TEACHING EMOTIONAL SELF-AWARENESS

TEACHING EMOTIONAL SELF-AWARENESS

Help! My child is very emotional and has lots of fits and/or tantrums. I’m tired of the screaming, fits, pouting and rage.

In order to better control himself and to interact with others, a child needs to be aware of what he is feeling and then be able act on those feelings. There are a number of ways to teach these two skills.   

    
To learn emotional self-awareness, a child needs to see how emotions are expressed visually. One way is to ask your child to look at himself in the mirror if he is experiencing strong emotions. The child can see his expression and connect that with his feelings. You could also play games in which you and your child practice faces of anger, disappointment, etc. Finally, you could also make a sad face and ask your child when she might have felt that way.          
 
Another way is to have the child connect his emotions with internal physical symptoms.
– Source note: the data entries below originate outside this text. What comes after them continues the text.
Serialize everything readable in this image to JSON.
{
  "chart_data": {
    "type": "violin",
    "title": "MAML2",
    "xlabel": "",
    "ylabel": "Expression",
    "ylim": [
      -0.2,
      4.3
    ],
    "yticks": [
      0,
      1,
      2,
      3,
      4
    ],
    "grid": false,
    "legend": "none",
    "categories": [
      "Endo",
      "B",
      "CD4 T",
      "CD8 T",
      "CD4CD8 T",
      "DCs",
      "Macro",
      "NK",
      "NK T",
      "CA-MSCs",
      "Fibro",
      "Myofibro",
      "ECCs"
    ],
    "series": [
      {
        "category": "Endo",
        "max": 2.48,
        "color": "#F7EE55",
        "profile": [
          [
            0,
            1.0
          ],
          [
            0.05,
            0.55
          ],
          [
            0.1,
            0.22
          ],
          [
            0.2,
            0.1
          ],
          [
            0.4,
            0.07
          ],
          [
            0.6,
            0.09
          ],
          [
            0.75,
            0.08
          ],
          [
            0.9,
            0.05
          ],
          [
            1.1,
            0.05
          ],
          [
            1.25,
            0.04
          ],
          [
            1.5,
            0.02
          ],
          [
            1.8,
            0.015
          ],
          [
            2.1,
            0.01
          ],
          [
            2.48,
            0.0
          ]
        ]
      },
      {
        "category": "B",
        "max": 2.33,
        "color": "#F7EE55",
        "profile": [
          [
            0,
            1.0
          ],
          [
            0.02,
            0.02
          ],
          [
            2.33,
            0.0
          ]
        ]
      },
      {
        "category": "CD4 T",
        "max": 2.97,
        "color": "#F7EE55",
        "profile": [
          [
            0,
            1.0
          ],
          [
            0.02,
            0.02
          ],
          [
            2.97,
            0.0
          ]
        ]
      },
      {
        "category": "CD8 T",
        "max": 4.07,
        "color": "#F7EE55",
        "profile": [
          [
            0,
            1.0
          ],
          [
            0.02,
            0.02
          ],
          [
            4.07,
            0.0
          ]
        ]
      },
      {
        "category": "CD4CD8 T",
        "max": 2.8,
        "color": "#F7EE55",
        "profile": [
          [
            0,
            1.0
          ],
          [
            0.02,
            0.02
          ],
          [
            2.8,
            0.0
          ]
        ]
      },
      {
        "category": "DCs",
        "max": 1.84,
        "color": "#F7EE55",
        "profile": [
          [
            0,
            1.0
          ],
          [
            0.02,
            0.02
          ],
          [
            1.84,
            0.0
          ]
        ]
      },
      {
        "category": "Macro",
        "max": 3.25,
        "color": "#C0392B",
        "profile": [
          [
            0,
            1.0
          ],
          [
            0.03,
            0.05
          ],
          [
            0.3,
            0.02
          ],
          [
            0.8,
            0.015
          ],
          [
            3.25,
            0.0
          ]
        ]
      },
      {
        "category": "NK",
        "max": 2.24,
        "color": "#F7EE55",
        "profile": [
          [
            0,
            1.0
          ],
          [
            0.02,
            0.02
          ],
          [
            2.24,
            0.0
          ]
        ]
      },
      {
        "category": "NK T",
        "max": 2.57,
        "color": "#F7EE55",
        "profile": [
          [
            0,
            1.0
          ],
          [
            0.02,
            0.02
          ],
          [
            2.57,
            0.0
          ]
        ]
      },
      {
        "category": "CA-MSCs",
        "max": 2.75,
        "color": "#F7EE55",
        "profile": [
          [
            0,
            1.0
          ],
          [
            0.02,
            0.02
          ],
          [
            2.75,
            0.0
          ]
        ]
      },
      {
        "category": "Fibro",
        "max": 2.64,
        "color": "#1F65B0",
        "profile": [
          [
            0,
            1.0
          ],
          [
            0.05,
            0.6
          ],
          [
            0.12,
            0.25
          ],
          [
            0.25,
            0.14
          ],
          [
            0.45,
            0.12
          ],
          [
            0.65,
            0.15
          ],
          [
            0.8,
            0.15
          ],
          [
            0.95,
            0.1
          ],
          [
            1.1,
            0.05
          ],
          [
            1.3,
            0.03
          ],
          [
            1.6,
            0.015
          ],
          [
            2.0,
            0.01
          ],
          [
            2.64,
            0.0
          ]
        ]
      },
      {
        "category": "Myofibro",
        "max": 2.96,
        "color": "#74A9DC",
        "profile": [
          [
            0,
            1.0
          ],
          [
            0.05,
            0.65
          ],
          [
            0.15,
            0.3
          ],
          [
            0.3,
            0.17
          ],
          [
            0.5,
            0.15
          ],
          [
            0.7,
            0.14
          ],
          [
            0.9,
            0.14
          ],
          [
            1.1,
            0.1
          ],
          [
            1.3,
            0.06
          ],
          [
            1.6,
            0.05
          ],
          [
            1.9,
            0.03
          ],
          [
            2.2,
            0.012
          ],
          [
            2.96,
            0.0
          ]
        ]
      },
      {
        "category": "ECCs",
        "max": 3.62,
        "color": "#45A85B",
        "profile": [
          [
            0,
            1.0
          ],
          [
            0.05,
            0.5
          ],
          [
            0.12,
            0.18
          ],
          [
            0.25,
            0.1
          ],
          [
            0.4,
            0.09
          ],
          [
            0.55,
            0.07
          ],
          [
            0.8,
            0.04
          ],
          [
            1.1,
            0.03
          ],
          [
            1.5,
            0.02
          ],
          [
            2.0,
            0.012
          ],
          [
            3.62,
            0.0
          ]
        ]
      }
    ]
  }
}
Make a stick figure drawing and have him place an X on the part of his body where he feels stress. Is there tension in his jaws, stomach, heart, fists?  A child might not be aware of his negative emotions building so it is important for that child to connect  his feelings to how they manifest physically.

 Finally you can teach your child to understand his real feelings by attaching appropriate language to what is happening. If a child says he hates his grandmother, it is probably because he does not have the language development to say something like ” I am really frustrated at grandmother for making me wear these itchy pants”. The adult needs to label the feelings for the child. Since a parent can not fully know what a child is feeling, you can guess. “I am wondering if you might be feeling frustration about not being able to pull your socks on”. Sometimes, adults teach children the names of just the basic feelings: sad, happy, and angry. We should also teach the nuances of feelings such as rage, anger, frustration and annoyance to develop even more self-awareness in children.

 

Once a child can identify and label his feelings, he can better regulate his emotions and better interact with others.